Sometimes the most common indication that someone is drowning is that they don’t look as if they’re drowning. They may just look as if they are treading water and looking up at the deck. One way to be sure? Ask them, “Are you alright?” .

It takes herculean effort to stay afloat during the rough waters of grief. There is no rescuing someone from their grief but we can offer support to help them stay afloat.

  • Compassion, connection and care are ways to support those who are living with grief.
  • Ask about their grief: Tell me what your days are like. Have you been sleeping? What is most difficult? Can I bring you a meal? Would you like to go for a walk? A movie? Can I bring you groceries? What would be most comforting to you?
  • Remember and talk about the person they are mourning.
  • Take them a plant, a picture of times shared, a book or a meal.
  • Send cards, emails, texts.
  • Stay connected.

If you are the one living with grief and feel you might be drowning have the tenacity and courage to proactively seek help. Be it friends, family, co workers, your doctor or clergy, get help. Do not wait. Do not wait to see if someone will notice that you are drowning. Tell them. Have the courage to let people in. To ask people to swim alongside of you. To let people know what you need. Find your life vest through therapy, support groups, online groups, your clergy.

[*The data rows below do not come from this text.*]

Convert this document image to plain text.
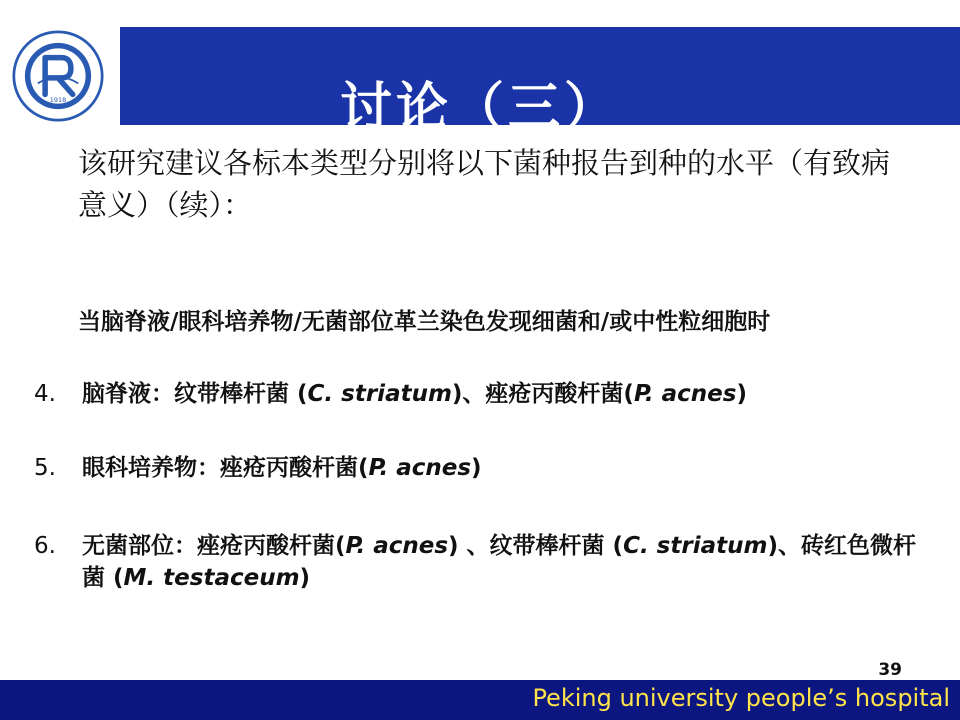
讨论（三）
1918
该研究建议各标本类型分别将以下菌种报告到种的水平（有致病意义）（续）：
当脑脊液/眼科培养物/无菌部位革兰染色发现细菌和/或中性粒细胞时
4.	脑脊液：纹带棒杆菌 (C. striatum)、痤疮丙酸杆菌(P. acnes)
5.	眼科培养物：痤疮丙酸杆菌(P. acnes)
6.	无菌部位：痤疮丙酸杆菌(P. acnes) 、纹带棒杆菌 (C. striatum)、砖红色微杆菌 (M. testaceum)
39
Peking university people’s hospital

Learning to tread water is as important in grief as it is in swimming:

  • Rest
  • Drink plenty of water
  • Move your body
  • Use the buddy system
  • Consider what a life vest might look like for you in grief (therapy, a support group, exercise, a book discussion, gardening, journaling, daily meditations, music, art, taking a class, going to lectures, speaking to clergy…).

Do not wait until you feel yourself being pulled under. Proactively care for yourself and get the support you need to stay afloat, to learn to tread the unpredictable and often rough waters of grief.